3-D images have never been available in the operating room before, but now, a large donut-shaped piece of equipment called an "O-arm" is changing that.
The O-arm fuses old and new technology to change the way surgeons "see" during delicate operations. "It allows you to take essentially an intraoperative CT scan and then navigate with it," said CHRISTUS St. Patrick Hospital neurosurgeon, Dr. Brian Kelley.
There is a tiny margin for error in intricate spinal and brain surgeries. The O-arm acts like a GPS, tracking surgical instruments in relation to your anatomy and giving the surgeon a better view during surgery. "All of the instruments and the patient themselves are registered with the imaging that is taken in a three-dimensional fashion," said Dr. Kelley.
Once the patient is on the operating table, the O-arm is lined up with them and it closes down from a C-shape to an O-shape. Then, the x-ray technician is ready to take the images. "The images come through a very high-powered computer that allows the images that are taken by the O-arm to be transformed into a three-dimensional image," said Dr. Kelley.
It takes a maximum of 22 seconds to get the high definition, real-time 3-D images of your anatomy during surgery. The surgeon then uses those images to know exactly where instruments can be placed without damaging nearby tissue. "It's safer for the patients, when the technology is applied right," said Dr. Kelley, "it's faster and it lowers the complication rate."

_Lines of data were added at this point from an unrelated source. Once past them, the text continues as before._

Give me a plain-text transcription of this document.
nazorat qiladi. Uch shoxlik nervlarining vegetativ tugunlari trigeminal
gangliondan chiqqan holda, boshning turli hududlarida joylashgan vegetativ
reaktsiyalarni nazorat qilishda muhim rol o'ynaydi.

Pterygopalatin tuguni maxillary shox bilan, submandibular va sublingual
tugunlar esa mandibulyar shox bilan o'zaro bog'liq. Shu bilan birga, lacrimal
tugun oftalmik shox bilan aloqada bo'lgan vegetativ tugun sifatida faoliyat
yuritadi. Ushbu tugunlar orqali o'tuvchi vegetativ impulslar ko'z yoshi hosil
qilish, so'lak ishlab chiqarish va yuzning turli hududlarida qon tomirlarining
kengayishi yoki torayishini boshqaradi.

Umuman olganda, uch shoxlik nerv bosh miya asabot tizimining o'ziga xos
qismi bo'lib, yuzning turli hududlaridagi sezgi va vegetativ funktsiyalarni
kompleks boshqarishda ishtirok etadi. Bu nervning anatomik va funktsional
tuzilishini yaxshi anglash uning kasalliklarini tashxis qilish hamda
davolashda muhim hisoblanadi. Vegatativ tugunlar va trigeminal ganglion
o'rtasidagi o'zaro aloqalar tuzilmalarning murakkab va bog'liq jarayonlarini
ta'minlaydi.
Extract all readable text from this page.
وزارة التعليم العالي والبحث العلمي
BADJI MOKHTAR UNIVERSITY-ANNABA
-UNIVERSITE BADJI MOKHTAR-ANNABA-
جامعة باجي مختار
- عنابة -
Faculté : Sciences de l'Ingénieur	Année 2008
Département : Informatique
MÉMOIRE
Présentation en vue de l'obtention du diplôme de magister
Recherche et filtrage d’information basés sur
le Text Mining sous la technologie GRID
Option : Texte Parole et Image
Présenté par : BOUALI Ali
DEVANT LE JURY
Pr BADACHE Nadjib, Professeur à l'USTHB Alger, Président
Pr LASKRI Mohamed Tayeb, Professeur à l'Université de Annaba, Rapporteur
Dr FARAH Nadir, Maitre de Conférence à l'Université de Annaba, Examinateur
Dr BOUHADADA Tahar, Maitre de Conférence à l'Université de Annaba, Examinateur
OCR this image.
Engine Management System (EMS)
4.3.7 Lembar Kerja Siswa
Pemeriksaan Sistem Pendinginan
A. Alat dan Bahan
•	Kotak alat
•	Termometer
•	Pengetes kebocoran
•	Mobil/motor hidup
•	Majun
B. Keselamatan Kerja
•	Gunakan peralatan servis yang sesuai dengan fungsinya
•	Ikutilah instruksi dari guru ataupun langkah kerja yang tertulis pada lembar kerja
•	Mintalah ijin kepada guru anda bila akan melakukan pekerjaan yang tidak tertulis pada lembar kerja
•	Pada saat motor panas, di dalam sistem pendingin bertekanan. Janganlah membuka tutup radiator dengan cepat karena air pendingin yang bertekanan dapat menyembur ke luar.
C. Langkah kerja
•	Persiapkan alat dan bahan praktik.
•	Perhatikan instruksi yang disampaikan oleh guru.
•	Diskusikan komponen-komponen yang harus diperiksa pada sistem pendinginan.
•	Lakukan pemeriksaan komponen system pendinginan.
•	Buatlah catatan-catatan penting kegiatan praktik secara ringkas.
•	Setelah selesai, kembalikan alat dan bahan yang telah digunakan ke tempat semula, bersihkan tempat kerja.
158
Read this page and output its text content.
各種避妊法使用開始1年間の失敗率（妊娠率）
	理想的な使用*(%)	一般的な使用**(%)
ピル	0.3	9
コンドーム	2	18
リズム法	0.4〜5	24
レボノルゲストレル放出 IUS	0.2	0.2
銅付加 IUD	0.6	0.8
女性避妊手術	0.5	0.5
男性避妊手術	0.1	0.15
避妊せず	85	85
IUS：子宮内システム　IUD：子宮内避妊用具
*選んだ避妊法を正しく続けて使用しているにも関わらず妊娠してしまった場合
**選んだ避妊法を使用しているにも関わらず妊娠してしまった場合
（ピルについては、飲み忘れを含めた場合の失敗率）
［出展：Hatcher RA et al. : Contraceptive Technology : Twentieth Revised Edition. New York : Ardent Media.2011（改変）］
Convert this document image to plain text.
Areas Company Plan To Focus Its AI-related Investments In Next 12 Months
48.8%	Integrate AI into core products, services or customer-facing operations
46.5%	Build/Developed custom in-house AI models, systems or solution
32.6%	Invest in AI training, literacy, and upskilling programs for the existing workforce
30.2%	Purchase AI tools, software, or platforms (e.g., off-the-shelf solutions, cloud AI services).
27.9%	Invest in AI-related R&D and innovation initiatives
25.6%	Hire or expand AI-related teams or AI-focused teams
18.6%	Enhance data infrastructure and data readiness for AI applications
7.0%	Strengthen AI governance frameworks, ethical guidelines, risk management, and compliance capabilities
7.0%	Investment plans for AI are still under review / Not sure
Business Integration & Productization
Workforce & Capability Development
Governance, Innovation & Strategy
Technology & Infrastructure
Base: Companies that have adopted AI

The O-arm gets images before and after surgery, confirming that pins and screws are placed exactly where they need to be. "To be able to see it and move the image three-dimensionally and to be able to see the trajectory you're pointing before you get there," said Dr. Kelley, "it allows planning and that's something we didn't have before when we were using two-dimensional images."
The O-arm imaging system uses radiation and there are risks associated with that exposure. The amount of radiation is within safety standards.